If you’re in Security or IT operations and you find yourself in the middle of a cyber-security incident, you have a very important role to play. Response teams will likely be relying on you to collect the information they need to determine the source and extent of a breach. Following are some of the key points MWR’s Incident Response recommend internal teams cover when dealing with an incoming incident.
What data do I have to support response?
Identify sources of data that might be useful:
- Domain/Server logs
- Web proxy logs
- Email server logs
- Network flow data from firewalls, packet capture devices, etc
- Application logs (SAP, SharePoint, cloud services etc)
- VPN authentication logs
- Physical security logs (card access etc)
Determine where these are stored:
- On endpoints and appliances?
- Centrally aggregated (SIEM, etc.)?
- Combination of both?
What won’t I have tomorrow?
Logs and other potentially useful data captured from networks are transient, and may be lost as time passes or due to user actions. Are these:
- Check storage limitations, due to disk space or licensing
- Some data may be sent to aggregation point, but discarded due to configuration – review this.
Only present on endpoints or appliances?
- Check and increase log storage limits – you want to keep captured data as long as possible.
In both cases:
- Increase logging levels if possible – gather as much potentially useful data as is realistic.
- Determine an archiving strategy – this may involve periodic exports from SIEM or network appliances, or constant retrieval of local logs from server(s).
Where am I not looking?
Events related to an incident may show up in more than one data source. Move your focus beyond the point of detection / initial data source. For example:
Scenario: DLP detection of potentially malicious actions on endpoint
- Domain logs: Which accounts have been authenticating to the endpoint? Which other endpoints have these accounts been authenticating to? Authentications to other systems and services from this endpoint?

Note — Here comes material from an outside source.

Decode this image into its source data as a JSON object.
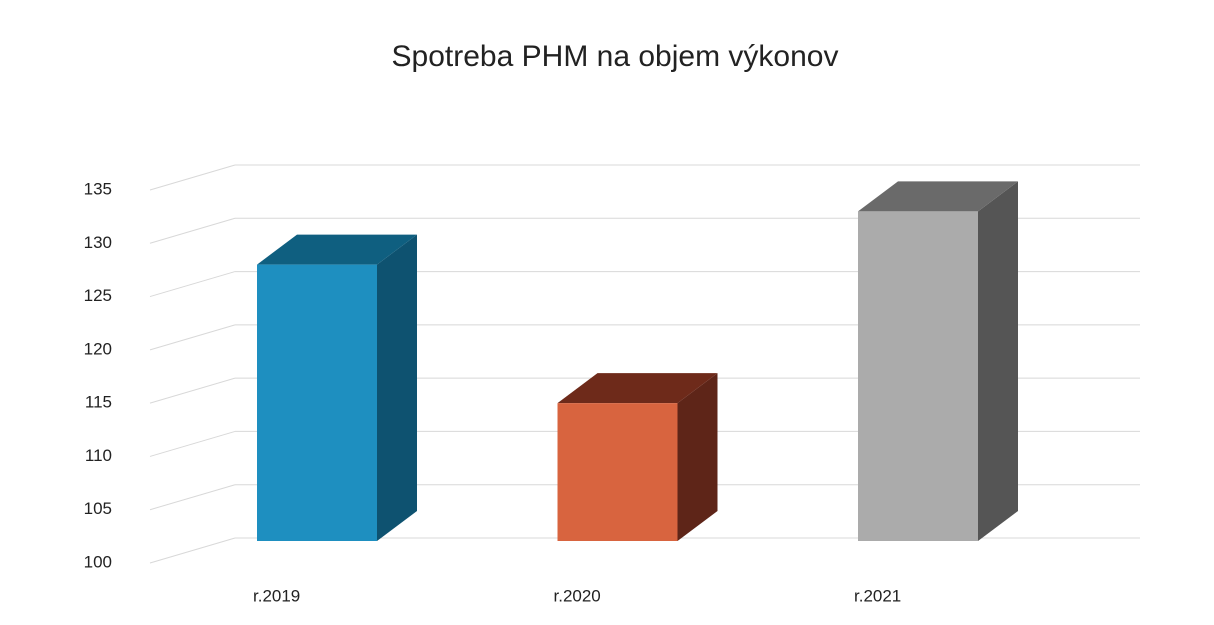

- Internal firewall logs: Network communication between suspect endpoint and other machines?
- AV logs: Any recent antivirus warnings or events?
- Proxy logs: What has this endpoint or user been contacting on the Internet? If there is anything unusual, is it used anywhere else?

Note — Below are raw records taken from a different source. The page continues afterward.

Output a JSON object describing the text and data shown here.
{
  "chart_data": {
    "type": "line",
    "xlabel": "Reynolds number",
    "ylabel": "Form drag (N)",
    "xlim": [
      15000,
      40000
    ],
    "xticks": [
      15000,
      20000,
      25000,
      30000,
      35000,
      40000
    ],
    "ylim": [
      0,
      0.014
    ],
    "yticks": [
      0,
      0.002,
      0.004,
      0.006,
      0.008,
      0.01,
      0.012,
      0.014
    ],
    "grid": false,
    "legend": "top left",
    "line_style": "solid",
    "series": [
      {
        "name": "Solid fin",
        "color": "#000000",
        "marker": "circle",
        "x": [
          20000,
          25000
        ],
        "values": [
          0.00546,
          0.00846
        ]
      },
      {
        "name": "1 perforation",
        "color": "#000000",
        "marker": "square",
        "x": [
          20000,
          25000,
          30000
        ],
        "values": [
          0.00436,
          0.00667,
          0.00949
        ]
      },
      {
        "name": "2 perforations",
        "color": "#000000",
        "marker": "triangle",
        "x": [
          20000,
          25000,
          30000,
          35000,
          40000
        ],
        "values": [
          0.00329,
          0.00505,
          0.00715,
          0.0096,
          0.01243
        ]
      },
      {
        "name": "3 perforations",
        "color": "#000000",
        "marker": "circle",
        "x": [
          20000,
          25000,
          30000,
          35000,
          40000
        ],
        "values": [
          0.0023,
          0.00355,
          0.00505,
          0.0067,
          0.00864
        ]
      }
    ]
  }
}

Scenario: Compromised web application
- DMZ firewall: Anomalous connections from DMZ to rest of network?
- Domain logs: Unexpected sessions to other servers in DMZ?

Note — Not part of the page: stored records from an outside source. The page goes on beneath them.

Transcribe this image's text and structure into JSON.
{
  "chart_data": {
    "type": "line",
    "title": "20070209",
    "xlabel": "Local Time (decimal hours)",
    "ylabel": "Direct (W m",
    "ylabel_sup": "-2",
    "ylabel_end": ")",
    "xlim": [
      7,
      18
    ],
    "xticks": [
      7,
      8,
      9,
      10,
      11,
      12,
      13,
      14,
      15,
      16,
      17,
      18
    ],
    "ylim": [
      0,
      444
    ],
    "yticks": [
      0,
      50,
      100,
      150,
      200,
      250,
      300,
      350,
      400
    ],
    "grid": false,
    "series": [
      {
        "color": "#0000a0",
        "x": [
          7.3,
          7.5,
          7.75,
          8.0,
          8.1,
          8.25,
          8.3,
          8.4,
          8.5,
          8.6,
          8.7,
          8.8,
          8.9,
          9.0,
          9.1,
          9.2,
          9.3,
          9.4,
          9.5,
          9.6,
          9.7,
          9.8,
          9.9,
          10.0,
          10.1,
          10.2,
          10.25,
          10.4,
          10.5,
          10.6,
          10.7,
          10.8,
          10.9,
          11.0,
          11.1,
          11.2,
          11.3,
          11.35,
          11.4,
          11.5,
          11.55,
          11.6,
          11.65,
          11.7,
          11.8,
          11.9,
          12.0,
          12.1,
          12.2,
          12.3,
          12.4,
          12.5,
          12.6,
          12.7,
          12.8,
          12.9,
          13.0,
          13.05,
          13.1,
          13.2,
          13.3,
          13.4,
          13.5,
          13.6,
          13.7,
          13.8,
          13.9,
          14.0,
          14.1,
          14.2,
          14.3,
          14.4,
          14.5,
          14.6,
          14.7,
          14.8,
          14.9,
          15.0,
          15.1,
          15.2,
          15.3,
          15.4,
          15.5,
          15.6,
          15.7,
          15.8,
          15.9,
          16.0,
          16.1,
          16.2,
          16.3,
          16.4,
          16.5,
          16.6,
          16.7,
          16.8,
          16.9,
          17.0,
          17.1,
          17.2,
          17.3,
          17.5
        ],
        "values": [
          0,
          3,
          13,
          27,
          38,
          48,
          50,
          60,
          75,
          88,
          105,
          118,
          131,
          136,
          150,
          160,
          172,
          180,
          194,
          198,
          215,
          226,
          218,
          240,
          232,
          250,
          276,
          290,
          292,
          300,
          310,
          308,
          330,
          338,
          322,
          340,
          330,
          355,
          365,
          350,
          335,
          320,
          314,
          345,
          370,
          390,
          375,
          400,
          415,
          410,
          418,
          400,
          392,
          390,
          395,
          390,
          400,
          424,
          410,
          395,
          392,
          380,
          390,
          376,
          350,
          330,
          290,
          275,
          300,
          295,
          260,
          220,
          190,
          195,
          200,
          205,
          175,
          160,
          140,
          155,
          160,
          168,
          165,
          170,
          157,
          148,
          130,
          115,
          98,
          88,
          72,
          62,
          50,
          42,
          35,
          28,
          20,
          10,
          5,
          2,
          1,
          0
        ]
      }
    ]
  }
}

- Outgoing proxy: Connections to Internet from within DMZ?
- NetFlow: Connections to other servers in DMZ?
Am I considering the consequences of each action?
Actions taken during an incident may affect the outcome in unexpected ways. Therefore:
- Keep communications related to the incident away from potentially compromised network – the attacker/s may be watching (includes email, collaboration platforms [SharePoint, Confluence, etc.], helpdesk ticketing systems, etc).
- Do not be tempted to “have a quick look”. Any actions risk changing and destroying artefacts valuable to an investigation.
- Refrain from switching off potentially infected endpoints, rather disconnect from the network. Memory contents may be valuable during the investigation.
- Don’t independently run malware scans, remove, relocate or upload malware to internet malware scanners. Let the response team know where new findings arise and advise on the best approach.
- Delayed responses allow more time for additional damage – quick reporting of incidents and response to them could be hugely beneficial.